King Charles, his sons William and Harry and other senior royals joined a solemn procession behind Queen Elizabeth's coffin through the silent streets of London on Monday, following a state funeral of matchless pageantry at Westminster Abbey.
Hundreds of thousands of people crammed into central London to witness a ceremony attended by leaders and royalty from across the globe, a fitting end for Britain's longest-serving monarch who won widespread respect during 70 years on the throne.
Her flag-draped casket was pulled on a gun carriage the short distance from Westminster Hall to the Abbey by 142 sailors with arms linked. A bell tolled and bagpipes skirled.
Pin-drop silence fell over London's Hyde Park nearby as thousands of people, who for hours had picnicked and chatted, went quiet the second the queen's coffin appeared on screens erected for the occasion.
Shortly before, hundreds of armed personnel in full ceremonial dress had marched in a historic display of kilts, bearskin hats, scarlet tunics and brass bands.
Inside the abbey, lines of scripture were set to music that has been used at every state funeral since the early 18th century. Among those walking behind the casket was the queen's great-grandson and future king, nine-year-old Prince George.

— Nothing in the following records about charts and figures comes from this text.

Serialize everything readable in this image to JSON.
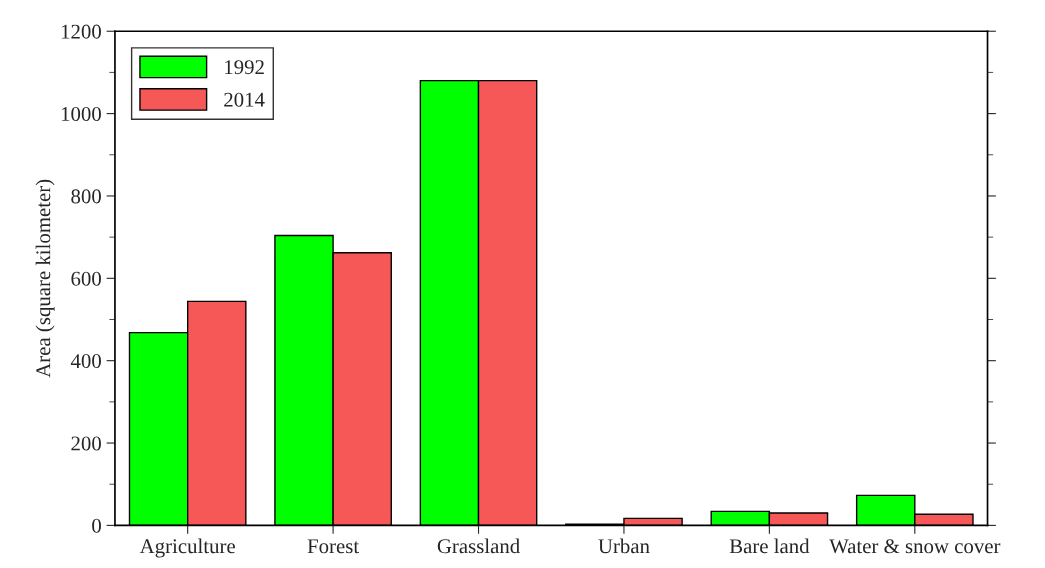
{
  "chart_data": {
    "type": "bar",
    "ylabel": "Area (square kilometer)",
    "categories": [
      "Agriculture",
      "Forest",
      "Grassland",
      "Urban",
      "Bare land",
      "Water & snow cover"
    ],
    "series": [
      {
        "name": "1992",
        "color": "#00ff00",
        "values": [
          468,
          704,
          1080,
          3,
          34,
          73
        ]
      },
      {
        "name": "2014",
        "color": "#f65858",
        "values": [
          544,
          662,
          1080,
          17,
          30,
          27
        ]
      }
    ],
    "ylim": [
      0,
      1200
    ],
    "yticks": [
      0,
      200,
      400,
      600,
      800,
      1000,
      1200
    ],
    "grid": false,
    "legend": "top left"
  }
}
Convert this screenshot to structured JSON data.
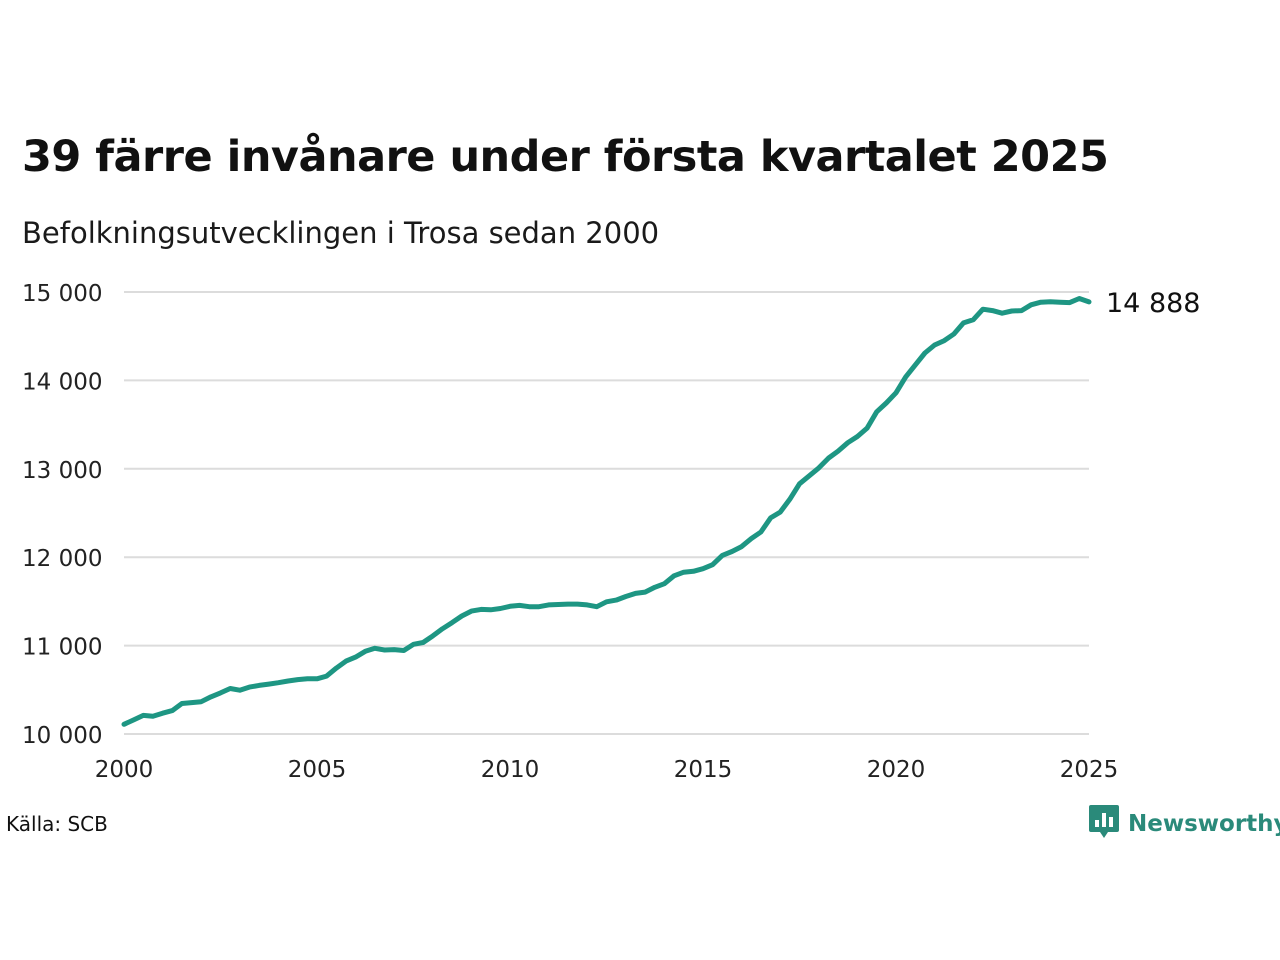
{
  "header": {
    "title": "39 färre invånare under första kvartalet 2025",
    "subtitle": "Befolkningsutvecklingen i Trosa sedan 2000"
  },
  "footer": {
    "source": "Källa: SCB",
    "brand": "Newsworthy",
    "brand_icon": "newsworthy-logo-icon",
    "brand_color": "#2a8a7a"
  },
  "chart_data": {
    "type": "line",
    "title": "39 färre invånare under första kvartalet 2025",
    "subtitle": "Befolkningsutvecklingen i Trosa sedan 2000",
    "xlabel": "",
    "ylabel": "",
    "xlim": [
      2000,
      2025
    ],
    "ylim": [
      10000,
      15000
    ],
    "x_ticks": [
      2000,
      2005,
      2010,
      2015,
      2020,
      2025
    ],
    "x_tick_labels": [
      "2000",
      "2005",
      "2010",
      "2015",
      "2020",
      "2025"
    ],
    "y_ticks": [
      10000,
      11000,
      12000,
      13000,
      14000,
      15000
    ],
    "y_tick_labels": [
      "10 000",
      "11 000",
      "12 000",
      "13 000",
      "14 000",
      "15 000"
    ],
    "grid": "horizontal",
    "line_color": "#1e9683",
    "end_label": "14 888",
    "series": [
      {
        "x": [
          2000.0,
          2000.25,
          2000.5,
          2000.75,
          2001.0,
          2001.25,
          2001.5,
          2001.75,
          2002.0,
          2002.25,
          2002.5,
          2002.75,
          2003.0,
          2003.25,
          2003.5,
          2003.75,
          2004.0,
          2004.25,
          2004.5,
          2004.75,
          2005.0,
          2005.25,
          2005.5,
          2005.75,
          2006.0,
          2006.25,
          2006.5,
          2006.75,
          2007.0,
          2007.25,
          2007.5,
          2007.75,
          2008.0,
          2008.25,
          2008.5,
          2008.75,
          2009.0,
          2009.25,
          2009.5,
          2009.75,
          2010.0,
          2010.25,
          2010.5,
          2010.75,
          2011.0,
          2011.25,
          2011.5,
          2011.75,
          2012.0,
          2012.25,
          2012.5,
          2012.75,
          2013.0,
          2013.25,
          2013.5,
          2013.75,
          2014.0,
          2014.25,
          2014.5,
          2014.75,
          2015.0,
          2015.25,
          2015.5,
          2015.75,
          2016.0,
          2016.25,
          2016.5,
          2016.75,
          2017.0,
          2017.25,
          2017.5,
          2017.75,
          2018.0,
          2018.25,
          2018.5,
          2018.75,
          2019.0,
          2019.25,
          2019.5,
          2019.75,
          2020.0,
          2020.25,
          2020.5,
          2020.75,
          2021.0,
          2021.25,
          2021.5,
          2021.75,
          2022.0,
          2022.25,
          2022.5,
          2022.75,
          2023.0,
          2023.25,
          2023.5,
          2023.75,
          2024.0,
          2024.25,
          2024.5,
          2024.75,
          2025.0
        ],
        "values": [
          10110,
          10160,
          10210,
          10200,
          10235,
          10265,
          10345,
          10355,
          10365,
          10420,
          10465,
          10515,
          10495,
          10530,
          10550,
          10565,
          10580,
          10600,
          10615,
          10625,
          10625,
          10655,
          10745,
          10825,
          10870,
          10935,
          10970,
          10950,
          10955,
          10945,
          11015,
          11035,
          11110,
          11190,
          11260,
          11335,
          11390,
          11410,
          11405,
          11420,
          11445,
          11455,
          11440,
          11440,
          11460,
          11465,
          11470,
          11470,
          11460,
          11440,
          11495,
          11515,
          11555,
          11590,
          11605,
          11660,
          11700,
          11790,
          11830,
          11840,
          11870,
          11915,
          12020,
          12065,
          12120,
          12210,
          12285,
          12445,
          12510,
          12655,
          12830,
          12920,
          13010,
          13120,
          13200,
          13295,
          13365,
          13460,
          13645,
          13745,
          13860,
          14040,
          14175,
          14310,
          14400,
          14450,
          14525,
          14650,
          14685,
          14805,
          14790,
          14760,
          14785,
          14790,
          14855,
          14885,
          14890,
          14885,
          14880,
          14927,
          14888
        ]
      }
    ]
  }
}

The 2,000-strong congregation included some 500 presidents, prime ministers, foreign royal families and dignitaries including Joe Biden of the United States and leaders from France, Canada, Australia, China, Pakistan and the Cook Islands.
Justin Welby, the Archbishop of Canterbury, told the congregation that the grief felt by so many across Britain and the wider world reflected the late monarch's "abundant life and loving service."